Seconds later, a trim figure sashayed into the room and Kate suddenly felt fat and shabby in her working twills. Though no taller than Kate's fit five-and-a-half feet, and brunette to the organizer's blond, Sophia's lean frame and personal trainer-esque, toned body gave the appearance of runway perfect, with no hint of any past pregnancies. Dressed in simple black slacks, a white blouse that whispered money—lots of it—and dark glasses resting atop long, dark tresses, Kate was reminded of a reincarnated Jacqueline Kennedy Onassis. Until the woman smiled. To her knowledge, Jackie O never resembled a cobra when greeting people.
"Sophia Nethercutt-White." The viper strode forward, and extended an impeccably manicured hand. "And you are?"
Kate forced herself to move toward the woman, instead of yielding to an instinct to cower back. "I'm Ka—"

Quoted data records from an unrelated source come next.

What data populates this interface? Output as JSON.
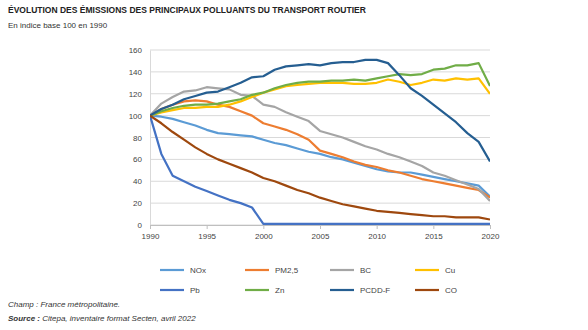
{
  "chart_data": {
    "type": "line",
    "title": "ÉVOLUTION DES ÉMISSIONS DES PRINCIPAUX POLLUANTS DU TRANSPORT ROUTIER",
    "subtitle": "En indice base 100 en 1990",
    "annotations": [
      "Champ : France métropolitaine.",
      "Source : Citepa, inventaire format Secten, avril 2022"
    ],
    "x": [
      1990,
      1991,
      1992,
      1993,
      1994,
      1995,
      1996,
      1997,
      1998,
      1999,
      2000,
      2001,
      2002,
      2003,
      2004,
      2005,
      2006,
      2007,
      2008,
      2009,
      2010,
      2011,
      2012,
      2013,
      2014,
      2015,
      2016,
      2017,
      2018,
      2019,
      2020
    ],
    "xlim": [
      1990,
      2020
    ],
    "xticks": [
      1990,
      1995,
      2000,
      2005,
      2010,
      2015,
      2020
    ],
    "ylim": [
      0,
      160
    ],
    "yticks": [
      0,
      20,
      40,
      60,
      80,
      100,
      120,
      140,
      160
    ],
    "grid": true,
    "legend": "bottom",
    "series": [
      {
        "name": "NOx",
        "color": "#5b9bd5",
        "values": [
          100,
          99,
          97,
          94,
          91,
          87,
          84,
          83,
          82,
          81,
          78,
          75,
          73,
          70,
          67,
          65,
          62,
          60,
          57,
          54,
          51,
          49,
          48,
          48,
          46,
          44,
          42,
          40,
          38,
          36,
          26
        ]
      },
      {
        "name": "PM2,5",
        "color": "#ed7d31",
        "values": [
          100,
          106,
          110,
          113,
          114,
          113,
          110,
          108,
          104,
          100,
          93,
          90,
          87,
          83,
          78,
          68,
          65,
          62,
          58,
          55,
          53,
          50,
          48,
          45,
          42,
          40,
          38,
          36,
          34,
          32,
          25
        ]
      },
      {
        "name": "BC",
        "color": "#a5a5a5",
        "values": [
          100,
          111,
          117,
          122,
          123,
          126,
          125,
          124,
          119,
          118,
          110,
          108,
          103,
          99,
          95,
          86,
          83,
          80,
          76,
          72,
          69,
          65,
          62,
          58,
          54,
          48,
          45,
          41,
          37,
          33,
          22
        ]
      },
      {
        "name": "Cu",
        "color": "#ffc000",
        "values": [
          100,
          103,
          105,
          107,
          107,
          108,
          108,
          110,
          113,
          117,
          121,
          124,
          127,
          128,
          129,
          130,
          130,
          130,
          129,
          129,
          130,
          133,
          131,
          128,
          130,
          133,
          132,
          134,
          133,
          134,
          120
        ]
      },
      {
        "name": "Pb",
        "color": "#4472c4",
        "values": [
          100,
          65,
          45,
          40,
          35,
          31,
          27,
          23,
          20,
          16,
          1,
          1,
          1,
          1,
          1,
          1,
          1,
          1,
          1,
          1,
          1,
          1,
          1,
          1,
          1,
          1,
          1,
          1,
          1,
          1,
          1
        ]
      },
      {
        "name": "Zn",
        "color": "#70ad47",
        "values": [
          100,
          104,
          107,
          109,
          110,
          110,
          111,
          113,
          115,
          119,
          121,
          125,
          128,
          130,
          131,
          131,
          132,
          132,
          133,
          132,
          134,
          136,
          138,
          137,
          138,
          142,
          143,
          146,
          146,
          148,
          127
        ]
      },
      {
        "name": "PCDD-F",
        "color": "#255e91",
        "values": [
          100,
          106,
          110,
          115,
          118,
          121,
          122,
          126,
          130,
          135,
          136,
          142,
          145,
          146,
          147,
          146,
          148,
          149,
          149,
          151,
          151,
          148,
          137,
          125,
          118,
          110,
          102,
          94,
          84,
          76,
          58
        ]
      },
      {
        "name": "CO",
        "color": "#9e480e",
        "values": [
          100,
          93,
          85,
          78,
          71,
          65,
          60,
          56,
          52,
          48,
          43,
          40,
          36,
          32,
          29,
          25,
          22,
          19,
          17,
          15,
          13,
          12,
          11,
          10,
          9,
          8,
          8,
          7,
          7,
          7,
          5
        ]
      }
    ]
  }
}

"This is Kate McKenzie, Sophia, dear." Amelia wrapped a protective arm around her shoulders. "You remember my saying I wanted to get an expert to help me categorize and organize. It's time I put this house into working order. I haven't seen dozens of my own things for a decade and can't possibly fathom everything your father collected before our marriage. There are probably untold riches in here."
"No doubt." Sophia raised an eyebrow and turned piercing black eyes on Kate. "I had no idea you were going to act so quickly, Mummy. I would prefer strangers not paw through Father's things."